Usage

Adding Observations

Simple

To construct and add observations to a Hansel data structure:

from hansel import Hansel
import numpy as np

symbols = ['A', 'C', 'G', 'T', '_']
unsymbols = ['_']
positions = [1, 3, 5, 7, 9]
L = 10 # Defines the 'lookback'

# Get some memory and pass it to the Hansel constructor
a = np.ndarray((
    len(symbols), len(symbols), len(positions)+2, len(positions)+2)
)
hansel = Hansel(a, symbols, unsymbols, L=L)

# Add some observations
hansel.add_observation(a, b, i, j)
# ...

Not so Simple

For very large data sets, or complicated parallel high-throughput methodologies, you may need to bypass the API for adding observations by reserving and populating the relevant memory yourself:

import ctypes
import numpy as np
from hansel import Hansel

symbols = ['A', 'C', 'G', 'T', '_']
unsymbols = ['_']
positions = [1, 3, 5, 7, 9]
L = 10 # Defines the 'lookback'

# Get some memory
h = np.frombuffer(Array(ctypes.c_float,
        (len(symbols)**2) * ((len(positions)+2)**2),
        lock=False),
dtype=ctypes.c_float)

# Shape the memory into a numpy array of the desired size
h = hansel.reshape(len(symbols), len(symbols), len(positions)+2, len(positions)+2)
h.fill(0.0)

# Add some observations
def __symbol_num(symbol):
    symbols_d = {symbol: i for i, symbol in enumerate(symbols)}
    return symbols_d[symbol]
h[__symbol_num(a), __symbol_num(b), i, j] += 1
# ...

# Feed the prefilled array to the Hansel constructor
hansel = Hansel(h, symbols, unsymbols, L=L)

Get Observation Counts

To find the number of times symbol a at position i has been seen with symbol b at position j:

hansel.get_observation(a, b, i, j)

Summarise Counts at Position

To fetch a dictionary of the raw counts for each symbol at a given position:

hansel.get_counts_at(at_position)

Marginal Distribution

To find the log10 probability of a particular symbol appearing at a given position:

hansel.get_marginal_of_at(interesting_symbol, at_position)

Conditional Distribution

To find the log10 probability of a at i appearing with b and j:

hansel.get_conditional_of_at(a, b, i, j)

Get Spanning Support

Get the number of times a symbol or state b appears at position j, on pieces of evidence that also covered space or time point i:

hansel.get_spanning_support(b, i, j)

Get Edge Weights

Given a sequence of symbols selected during traversal thus far, find the log10 probabilities of traversing to the available symbols at your next position j:

hansel.get_edge_weights_at(j, current_path)

Reweight Observations

Reduce the element that support the observation of a at i and b at j co-occurring on the same piece of evidence together:

hansel.reweight_observation(a, b, i, j, ratio)

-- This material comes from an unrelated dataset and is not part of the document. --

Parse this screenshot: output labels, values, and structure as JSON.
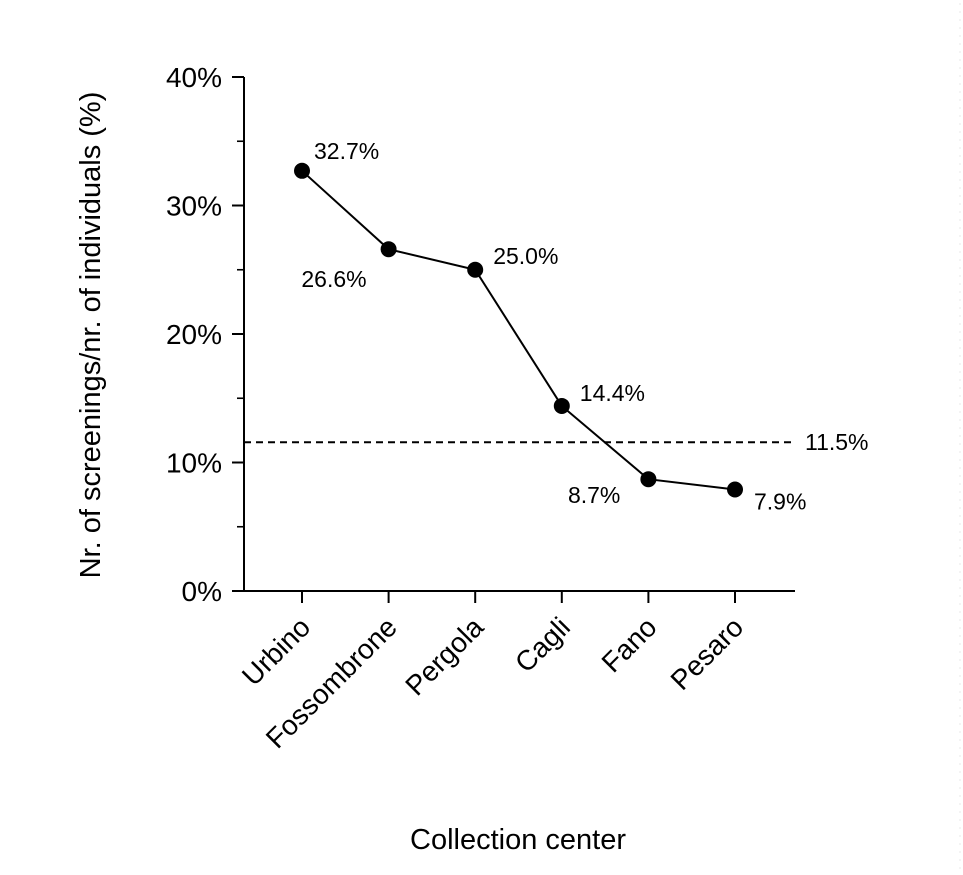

The original observation count is multiplied by the ratio, the result is then subtracted from the current value. It is recommended that ratio not be too large without good confidence. Aggressive reweighting can lead to spending (removing) the evidence in the Hansel matrix before your algorithm has had time to explore the paths properly.